Moreover, the administration knows this. The evidence makes clear that Trump’s 2018 tariffs increased the tariff-inclusive price of imports by virtually their full amount, meaning U.S. firms and consumers incurred not only the statutory incidence, but also the economic incidence, of the tax. Early evidence on Trump’s 2025 tariffs indicates that this is equally true today.
That’s why Congress has always treated tariffs as a form of taxation, not regulation. Article 1 of the Constitution gives Congress — not the president — the power to “lay and collect taxes, duties, imposts excises.” It’s also why, when Congress wants to let presidents act on trade, it passes laws with clear limits.
The International Emergency Economic Powers Act was written to control financial flows, not goods. The law’s verbs — “investigate, regulate, or prohibit” — were meant for foreign exchange and credit transfers, not import duties.
The Justice Department’s claim that Trump’s tariffs weren’t revenue-raising but regulatory is a distinction without a difference. It’s like saying a gas tax isn’t a tax because it’s meant to reduce driving. Intent is irrelevant.
That’s why the government distinguishes tariffs from sanctions and asset freezes, which are actually regulatory in the sense that they block specific transactions to change behavior. Tariffs, by contrast, are collected, priced and deposited into federal coffers.

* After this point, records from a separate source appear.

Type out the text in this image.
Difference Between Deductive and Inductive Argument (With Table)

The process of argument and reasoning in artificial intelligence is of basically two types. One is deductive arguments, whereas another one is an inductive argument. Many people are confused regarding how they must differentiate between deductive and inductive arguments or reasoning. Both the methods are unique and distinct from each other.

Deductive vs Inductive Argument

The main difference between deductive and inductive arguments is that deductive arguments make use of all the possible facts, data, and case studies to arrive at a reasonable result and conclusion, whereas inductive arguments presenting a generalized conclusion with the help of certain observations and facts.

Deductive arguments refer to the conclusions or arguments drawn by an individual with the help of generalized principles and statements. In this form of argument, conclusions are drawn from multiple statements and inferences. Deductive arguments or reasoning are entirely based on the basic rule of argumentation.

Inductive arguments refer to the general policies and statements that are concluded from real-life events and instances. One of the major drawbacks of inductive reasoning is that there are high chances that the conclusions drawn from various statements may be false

The constitutional stakes are big. Under the Justice Department’s theory, any president could impose new taxes just by labeling them regulatory. A “regulatory income levy” to fix inequality. A “regulatory fuel surcharge” to fight climate change.
Once that door is opened, the constitutional firewall separating the executive’s power from Congress’s authority collapses.
Every tariff dollar collected under the International Emergency Economic Powers Act undermines Congress’s constitutional role. The Supreme Court should see DOJ’s distinction for what it is: an effort to turn an unconstitutional tax into a regulation.
There is no such thing as a regulatory tariff. There are only tariffs as taxes — and under the Constitution, only Congress gets to write them.
Marc L. Busch is the Karl F. Landegger Professor of International Business Diplomacy at the School of Foreign Service at Georgetown University. Nuno Limāo is the Wallenberg Professor of International Business and Finance at the School of Foreign Service at Georgetown University. Rodney D. Ludema is a professor in the Department of Economics and the School of Foreign Service at Georgetown University.